I wonder if Chris knows that women like that exist? Well, he will now when he reads this, but is it possible that when he realizes there are women who mill their own flour that he will decide I need a big hollowed out rock and a nice smooth stone like the Native Americans use so I can grind corn for our tortillas? If you see a dent in his otherwise nicely rounded noggin, you may assume that he decided it was time for me to mill. And, you may assume that we were not on the same page on that one.
I know his mom made alot of their dinners from scratch. And, I'm not talking about making mac and cheese or something. She did complicated things like dinner rolls and scalloped potatoes and meatballs. I know because we ate there alot when I was a kid and I loved those potatoes and dinner rolls. Don't even get me started on those meatballs. Mama Mia!
Chris and I saw that movie, Julie and Julia. The one about the girl who cooks through Julia Child's cookbook in a year. Cute movie. I thought that girl was insane.
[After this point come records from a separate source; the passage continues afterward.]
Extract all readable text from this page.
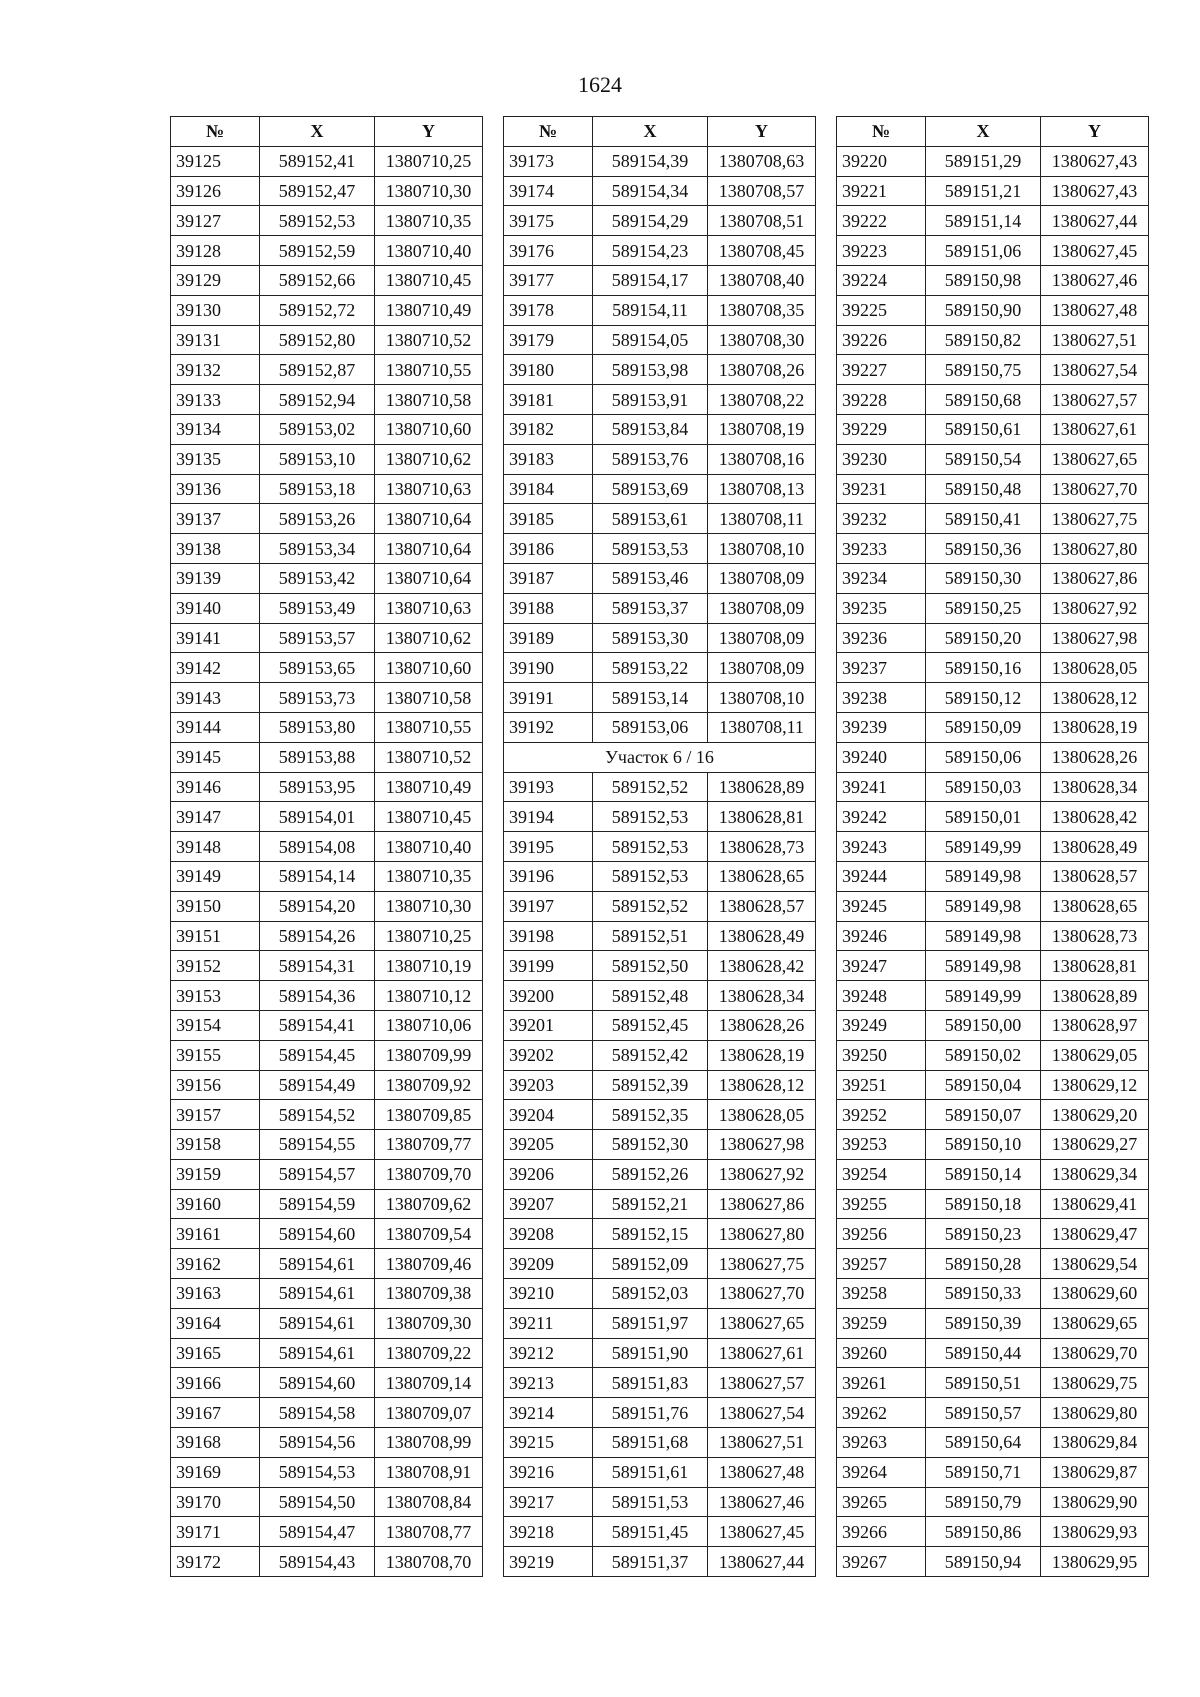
1624
№	X	Y
39125	589152,41	1380710,25
39126	589152,47	1380710,30
39127	589152,53	1380710,35
39128	589152,59	1380710,40
39129	589152,66	1380710,45
39130	589152,72	1380710,49
39131	589152,80	1380710,52
39132	589152,87	1380710,55
39133	589152,94	1380710,58
39134	589153,02	1380710,60
39135	589153,10	1380710,62
39136	589153,18	1380710,63
39137	589153,26	1380710,64
39138	589153,34	1380710,64
39139	589153,42	1380710,64
39140	589153,49	1380710,63
39141	589153,57	1380710,62
39142	589153,65	1380710,60
39143	589153,73	1380710,58
39144	589153,80	1380710,55
39145	589153,88	1380710,52
39146	589153,95	1380710,49
39147	589154,01	1380710,45
39148	589154,08	1380710,40
39149	589154,14	1380710,35
39150	589154,20	1380710,30
39151	589154,26	1380710,25
39152	589154,31	1380710,19
39153	589154,36	1380710,12
39154	589154,41	1380710,06
39155	589154,45	1380709,99
39156	589154,49	1380709,92
39157	589154,52	1380709,85
39158	589154,55	1380709,77
39159	589154,57	1380709,70
39160	589154,59	1380709,62
39161	589154,60	1380709,54
39162	589154,61	1380709,46
39163	589154,61	1380709,38
39164	589154,61	1380709,30
39165	589154,61	1380709,22
39166	589154,60	1380709,14
39167	589154,58	1380709,07
39168	589154,56	1380708,99
39169	589154,53	1380708,91
39170	589154,50	1380708,84
39171	589154,47	1380708,77
39172	589154,43	1380708,70
№	X	Y
39173	589154,39	1380708,63
39174	589154,34	1380708,57
39175	589154,29	1380708,51
39176	589154,23	1380708,45
39177	589154,17	1380708,40
39178	589154,11	1380708,35
39179	589154,05	1380708,30
39180	589153,98	1380708,26
39181	589153,91	1380708,22
39182	589153,84	1380708,19
39183	589153,76	1380708,16
39184	589153,69	1380708,13
39185	589153,61	1380708,11
39186	589153,53	1380708,10
39187	589153,46	1380708,09
39188	589153,37	1380708,09
39189	589153,30	1380708,09
39190	589153,22	1380708,09
39191	589153,14	1380708,10
39192	589153,06	1380708,11
Участок 6 / 16		
39193	589152,52	1380628,89
39194	589152,53	1380628,81
39195	589152,53	1380628,73
39196	589152,53	1380628,65
39197	589152,52	1380628,57
39198	589152,51	1380628,49
39199	589152,50	1380628,42
39200	589152,48	1380628,34
39201	589152,45	1380628,26
39202	589152,42	1380628,19
39203	589152,39	1380628,12
39204	589152,35	1380628,05
39205	589152,30	1380627,98
39206	589152,26	1380627,92
39207	589152,21	1380627,86
39208	589152,15	1380627,80
39209	589152,09	1380627,75
39210	589152,03	1380627,70
39211	589151,97	1380627,65
39212	589151,90	1380627,61
39213	589151,83	1380627,57
39214	589151,76	1380627,54
39215	589151,68	1380627,51
39216	589151,61	1380627,48
39217	589151,53	1380627,46
39218	589151,45	1380627,45
39219	589151,37	1380627,44
№	X	Y
39220	589151,29	1380627,43
39221	589151,21	1380627,43
39222	589151,14	1380627,44
39223	589151,06	1380627,45
39224	589150,98	1380627,46
39225	589150,90	1380627,48
39226	589150,82	1380627,51
39227	589150,75	1380627,54
39228	589150,68	1380627,57
39229	589150,61	1380627,61
39230	589150,54	1380627,65
39231	589150,48	1380627,70
39232	589150,41	1380627,75
39233	589150,36	1380627,80
39234	589150,30	1380627,86
39235	589150,25	1380627,92
39236	589150,20	1380627,98
39237	589150,16	1380628,05
39238	589150,12	1380628,12
39239	589150,09	1380628,19
39240	589150,06	1380628,26
39241	589150,03	1380628,34
39242	589150,01	1380628,42
39243	589149,99	1380628,49
39244	589149,98	1380628,57
39245	589149,98	1380628,65
39246	589149,98	1380628,73
39247	589149,98	1380628,81
39248	589149,99	1380628,89
39249	589150,00	1380628,97
39250	589150,02	1380629,05
39251	589150,04	1380629,12
39252	589150,07	1380629,20
39253	589150,10	1380629,27
39254	589150,14	1380629,34
39255	589150,18	1380629,41
39256	589150,23	1380629,47
39257	589150,28	1380629,54
39258	589150,33	1380629,60
39259	589150,39	1380629,65
39260	589150,44	1380629,70
39261	589150,51	1380629,75
39262	589150,57	1380629,80
39263	589150,64	1380629,84
39264	589150,71	1380629,87
39265	589150,79	1380629,90
39266	589150,86	1380629,93
39267	589150,94	1380629,95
There is absolutely no part of me that would want to do that. I want to eat it, but cook it? No way.
To sum up and to answer the question I posed in the title of this blog, I can emphatically say, that no, I do not have an inner Julia Child waiting to burst forth at any moment. I do admit to feeling something akin to guilt and shame that my inner Child is probably in more of an embryonic stage rather than about to be birthed. You have my permission to feel sorry for Chris--I frequently do. But, I'm 31. I'm too old to learn new tricks.